Closed dtroelofsprins closed 3 years ago
After an inventory two reason why the deletion or records from the published ERIC tables are identified: 1: the return in the _get_production_ids (publisher.py):
return {row["id"] for row in rows if row.get("national_node", "") == node.code}
never returns any records as the row.get("national_node", "") returns a dictionary. This means that all no deleted records can be identified. This should solve the issue:
return {row["id"] for row in rows if row.get("national_node", {}).get("id", "") == node.code}
2: The current get_qualities function (bbmri_client.py) returns ALL biobank and collection IDs, also the ones without a quality. Biobank and collections with a quality are not deleted, but as the function returns all biobanks and collections never any biobank or collection will be deleted as they all seem to have a quality. This of course is not true.
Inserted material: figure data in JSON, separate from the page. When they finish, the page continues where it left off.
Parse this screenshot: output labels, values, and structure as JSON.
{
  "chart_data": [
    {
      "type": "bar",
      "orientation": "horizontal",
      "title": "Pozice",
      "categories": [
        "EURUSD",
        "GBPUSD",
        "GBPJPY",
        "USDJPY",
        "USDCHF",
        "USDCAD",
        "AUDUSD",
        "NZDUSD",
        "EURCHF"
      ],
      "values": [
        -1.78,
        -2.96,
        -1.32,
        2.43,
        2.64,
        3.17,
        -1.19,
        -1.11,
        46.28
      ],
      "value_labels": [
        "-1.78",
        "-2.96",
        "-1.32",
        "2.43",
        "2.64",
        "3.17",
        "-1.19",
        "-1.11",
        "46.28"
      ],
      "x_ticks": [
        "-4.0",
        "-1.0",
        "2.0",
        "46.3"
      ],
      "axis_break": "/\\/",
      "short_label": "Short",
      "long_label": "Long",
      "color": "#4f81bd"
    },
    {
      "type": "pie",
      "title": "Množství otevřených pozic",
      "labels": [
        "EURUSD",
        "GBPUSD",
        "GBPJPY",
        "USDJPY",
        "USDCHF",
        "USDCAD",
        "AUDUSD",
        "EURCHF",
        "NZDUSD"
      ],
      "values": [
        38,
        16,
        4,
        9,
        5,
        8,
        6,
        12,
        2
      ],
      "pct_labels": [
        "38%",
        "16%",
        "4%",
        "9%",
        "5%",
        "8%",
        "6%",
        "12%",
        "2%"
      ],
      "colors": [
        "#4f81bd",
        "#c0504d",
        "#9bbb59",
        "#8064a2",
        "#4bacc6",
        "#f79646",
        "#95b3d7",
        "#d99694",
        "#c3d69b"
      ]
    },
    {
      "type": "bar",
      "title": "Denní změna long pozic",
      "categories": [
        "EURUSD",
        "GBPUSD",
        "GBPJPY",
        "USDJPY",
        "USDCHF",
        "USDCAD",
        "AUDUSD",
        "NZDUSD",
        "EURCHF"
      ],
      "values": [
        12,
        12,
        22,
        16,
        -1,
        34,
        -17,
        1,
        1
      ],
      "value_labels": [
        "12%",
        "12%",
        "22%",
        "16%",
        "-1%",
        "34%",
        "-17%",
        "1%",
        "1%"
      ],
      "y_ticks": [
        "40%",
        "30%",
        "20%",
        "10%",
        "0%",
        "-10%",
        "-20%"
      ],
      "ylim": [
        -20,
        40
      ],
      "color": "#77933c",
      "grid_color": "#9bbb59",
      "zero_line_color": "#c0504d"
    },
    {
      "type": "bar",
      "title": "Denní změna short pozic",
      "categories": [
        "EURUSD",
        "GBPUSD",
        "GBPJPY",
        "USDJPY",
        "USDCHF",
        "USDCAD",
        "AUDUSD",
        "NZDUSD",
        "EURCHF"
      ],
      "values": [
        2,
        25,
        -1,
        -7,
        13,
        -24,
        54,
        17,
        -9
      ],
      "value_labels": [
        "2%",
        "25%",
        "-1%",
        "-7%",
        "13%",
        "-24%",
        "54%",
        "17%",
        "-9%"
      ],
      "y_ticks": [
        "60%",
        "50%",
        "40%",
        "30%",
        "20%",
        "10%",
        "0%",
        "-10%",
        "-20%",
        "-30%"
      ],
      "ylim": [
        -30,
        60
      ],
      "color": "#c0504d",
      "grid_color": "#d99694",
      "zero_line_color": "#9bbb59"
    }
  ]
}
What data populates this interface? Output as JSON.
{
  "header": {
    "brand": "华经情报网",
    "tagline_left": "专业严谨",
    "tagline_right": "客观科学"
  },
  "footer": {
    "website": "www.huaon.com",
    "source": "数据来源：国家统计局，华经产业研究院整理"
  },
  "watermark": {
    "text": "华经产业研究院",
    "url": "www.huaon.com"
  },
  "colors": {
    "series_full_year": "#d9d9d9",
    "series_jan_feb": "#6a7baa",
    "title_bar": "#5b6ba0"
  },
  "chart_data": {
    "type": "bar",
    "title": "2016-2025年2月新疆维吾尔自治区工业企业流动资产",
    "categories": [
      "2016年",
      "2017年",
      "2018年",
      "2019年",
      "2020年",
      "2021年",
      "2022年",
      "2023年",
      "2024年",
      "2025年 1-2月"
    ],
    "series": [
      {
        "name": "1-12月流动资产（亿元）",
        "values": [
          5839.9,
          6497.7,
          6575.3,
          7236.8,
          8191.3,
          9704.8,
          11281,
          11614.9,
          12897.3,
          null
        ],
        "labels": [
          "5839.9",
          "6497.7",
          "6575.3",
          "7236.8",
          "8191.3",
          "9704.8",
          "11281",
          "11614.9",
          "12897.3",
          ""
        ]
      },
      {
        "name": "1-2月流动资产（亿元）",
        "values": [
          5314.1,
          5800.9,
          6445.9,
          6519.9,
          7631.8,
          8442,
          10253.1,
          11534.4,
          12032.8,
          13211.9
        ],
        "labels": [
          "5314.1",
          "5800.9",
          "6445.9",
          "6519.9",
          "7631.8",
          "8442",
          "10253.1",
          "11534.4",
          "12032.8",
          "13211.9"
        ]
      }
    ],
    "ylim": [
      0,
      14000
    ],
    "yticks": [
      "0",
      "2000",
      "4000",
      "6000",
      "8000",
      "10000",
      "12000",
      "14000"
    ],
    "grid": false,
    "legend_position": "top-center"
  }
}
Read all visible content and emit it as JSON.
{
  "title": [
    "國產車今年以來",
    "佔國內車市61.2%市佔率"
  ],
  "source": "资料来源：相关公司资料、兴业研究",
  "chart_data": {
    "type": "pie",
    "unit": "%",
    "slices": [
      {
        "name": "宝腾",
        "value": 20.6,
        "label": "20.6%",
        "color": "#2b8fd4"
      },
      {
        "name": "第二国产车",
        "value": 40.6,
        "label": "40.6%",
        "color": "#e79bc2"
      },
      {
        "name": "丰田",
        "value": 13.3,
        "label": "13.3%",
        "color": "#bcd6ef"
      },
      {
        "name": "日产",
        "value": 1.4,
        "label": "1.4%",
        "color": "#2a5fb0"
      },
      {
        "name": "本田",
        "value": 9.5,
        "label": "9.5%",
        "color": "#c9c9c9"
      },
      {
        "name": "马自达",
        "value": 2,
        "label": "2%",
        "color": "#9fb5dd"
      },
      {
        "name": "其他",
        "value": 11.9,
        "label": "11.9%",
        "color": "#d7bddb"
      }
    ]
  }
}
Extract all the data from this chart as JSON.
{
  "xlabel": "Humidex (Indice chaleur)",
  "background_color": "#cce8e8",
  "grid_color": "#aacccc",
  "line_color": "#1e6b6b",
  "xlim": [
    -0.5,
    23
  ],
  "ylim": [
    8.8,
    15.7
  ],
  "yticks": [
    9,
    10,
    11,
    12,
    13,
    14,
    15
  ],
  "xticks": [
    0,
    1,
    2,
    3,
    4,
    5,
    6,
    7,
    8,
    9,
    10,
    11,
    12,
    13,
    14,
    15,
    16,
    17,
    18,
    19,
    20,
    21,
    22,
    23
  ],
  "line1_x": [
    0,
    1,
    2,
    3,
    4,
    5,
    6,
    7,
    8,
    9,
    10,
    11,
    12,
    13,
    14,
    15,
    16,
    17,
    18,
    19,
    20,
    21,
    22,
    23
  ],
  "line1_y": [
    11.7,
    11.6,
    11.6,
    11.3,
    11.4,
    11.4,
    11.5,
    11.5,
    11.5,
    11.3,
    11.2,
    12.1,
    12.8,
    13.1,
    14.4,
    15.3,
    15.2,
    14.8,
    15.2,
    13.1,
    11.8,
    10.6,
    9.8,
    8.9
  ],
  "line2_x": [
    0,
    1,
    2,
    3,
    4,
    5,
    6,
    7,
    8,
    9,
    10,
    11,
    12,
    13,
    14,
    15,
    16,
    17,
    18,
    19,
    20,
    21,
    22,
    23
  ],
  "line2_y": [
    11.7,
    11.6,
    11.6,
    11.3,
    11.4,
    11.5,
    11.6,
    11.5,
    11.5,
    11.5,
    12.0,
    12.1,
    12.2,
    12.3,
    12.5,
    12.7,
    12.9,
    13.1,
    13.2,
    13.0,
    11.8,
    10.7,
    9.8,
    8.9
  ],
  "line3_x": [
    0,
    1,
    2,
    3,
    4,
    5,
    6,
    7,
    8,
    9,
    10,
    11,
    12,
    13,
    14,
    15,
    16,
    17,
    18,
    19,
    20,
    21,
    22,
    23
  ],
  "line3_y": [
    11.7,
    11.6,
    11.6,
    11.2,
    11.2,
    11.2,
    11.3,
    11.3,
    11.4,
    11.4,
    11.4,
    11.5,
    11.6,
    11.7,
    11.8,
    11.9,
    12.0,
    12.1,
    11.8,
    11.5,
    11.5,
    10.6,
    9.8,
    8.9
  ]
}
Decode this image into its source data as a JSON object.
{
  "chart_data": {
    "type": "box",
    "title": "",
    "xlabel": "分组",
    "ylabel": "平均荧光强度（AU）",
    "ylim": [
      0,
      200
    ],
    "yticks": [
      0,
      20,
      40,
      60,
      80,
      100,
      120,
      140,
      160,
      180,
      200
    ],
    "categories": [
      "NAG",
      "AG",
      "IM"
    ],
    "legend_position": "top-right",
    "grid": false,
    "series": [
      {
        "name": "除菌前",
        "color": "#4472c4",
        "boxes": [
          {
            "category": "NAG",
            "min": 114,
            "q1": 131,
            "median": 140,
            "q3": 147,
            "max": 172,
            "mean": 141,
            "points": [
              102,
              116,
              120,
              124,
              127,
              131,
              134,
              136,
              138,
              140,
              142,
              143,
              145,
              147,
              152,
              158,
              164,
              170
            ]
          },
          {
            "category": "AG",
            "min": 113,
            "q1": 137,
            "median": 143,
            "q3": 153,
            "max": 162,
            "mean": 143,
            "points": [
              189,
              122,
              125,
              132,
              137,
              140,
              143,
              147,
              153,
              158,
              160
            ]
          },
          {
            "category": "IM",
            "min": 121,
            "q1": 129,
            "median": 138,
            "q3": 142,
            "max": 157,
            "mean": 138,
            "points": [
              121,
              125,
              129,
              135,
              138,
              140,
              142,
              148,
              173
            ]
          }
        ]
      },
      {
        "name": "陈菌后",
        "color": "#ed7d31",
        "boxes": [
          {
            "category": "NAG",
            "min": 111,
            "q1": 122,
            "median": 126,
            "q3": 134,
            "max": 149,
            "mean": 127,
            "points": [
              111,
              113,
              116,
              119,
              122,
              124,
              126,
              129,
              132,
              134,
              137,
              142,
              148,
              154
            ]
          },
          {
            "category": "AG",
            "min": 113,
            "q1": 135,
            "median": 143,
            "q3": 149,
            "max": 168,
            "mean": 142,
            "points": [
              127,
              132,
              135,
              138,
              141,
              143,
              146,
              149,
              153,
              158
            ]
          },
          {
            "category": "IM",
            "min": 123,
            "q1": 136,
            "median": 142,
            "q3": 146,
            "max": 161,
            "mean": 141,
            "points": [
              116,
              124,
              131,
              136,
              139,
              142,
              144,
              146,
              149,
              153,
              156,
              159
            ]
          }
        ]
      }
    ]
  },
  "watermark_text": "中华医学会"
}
def get_quality_info(self) -> QualityInfo:
"""
Retrieves the quality information identifiers for biobanks and collections.
:return: a QualityInfo object
"""
biobank_qualities = self.get(
"eu_bbmri_eric_biobanks", batch_size=10000, attributes="id,quality"
)
collection_qualities = self.get(
"eu_bbmri_eric_collections", batch_size=10000, attributes="id,quality"
)
biobanks = utils.to_upload_format(biobank_qualities)
collections = utils.to_upload_format(collection_qualities)
return QualityInfo(
biobanks={row["id"]: row["quality"] for row in biobanks},
collections={row["id"]: row["quality"] for row in collections},
)
Only the rows that have a quality should be returned => therefore not select from eu_bbmri_eric_biobanks and eu_bbmri_eric_collections, but from eu_bbmri_eric_bio_qual_info and eu_bbmri_eric_col_qual_info instead:
def get_quality_info(self) -> QualityInfo:
"""
Retrieves the quality information identifiers for biobanks and collections.
:return: a QualityInfo object
"""
biobank_qualities = self.get(
"eu_bbmri_eric_bio_qual_info", batch_size=10000, attributes="id,biobank"
)
collection_qualities = self.get(
"eu_bbmri_eric_col_qual_info", batch_size=10000, attributes="id,collection"
)
biobanks = utils.to_upload_format(biobank_qualities)
collections = utils.to_upload_format(collection_qualities)
bb_qual={}
{bb_qual.setdefault(row["biobank"], []).append(row["id"]) for row in biobanks}
coll_qual={}
{coll_qual.setdefault(row["collection"], []).append(row["id"]) for row in collections}
return QualityInfo(
biobanks=bb_qual,
collections=coll_qual
)
After these changes the function test_delete_rows (test_publisher.py) needed a fix: Changed:
{"id": "bbmri-eric:ID:NO_OUS", "national_node": "NO"},
{"id": "ignore_this_row", "national_node": "XX"},
{"id": "delete_this_row", "national_node": "NO"},
{"id": "undeletable_id", "national_node": "NO"},
into:
{"id": "bbmri-eric:ID:NO_OUS", "national_node": {"id": "NO"}},
{"id": "ignore_this_row", "national_node": {"id": "XX"}},
{"id": "delete_this_row", "national_node": {"id": "NO"}},
{"id": "undeletable_id", "national_node": {"id": "NO"}},
When records are deleted from the staging area they should also be removed from the published ERIC tables. This does not happen. It seems the _delete_rows function within the Publisher does not work properly.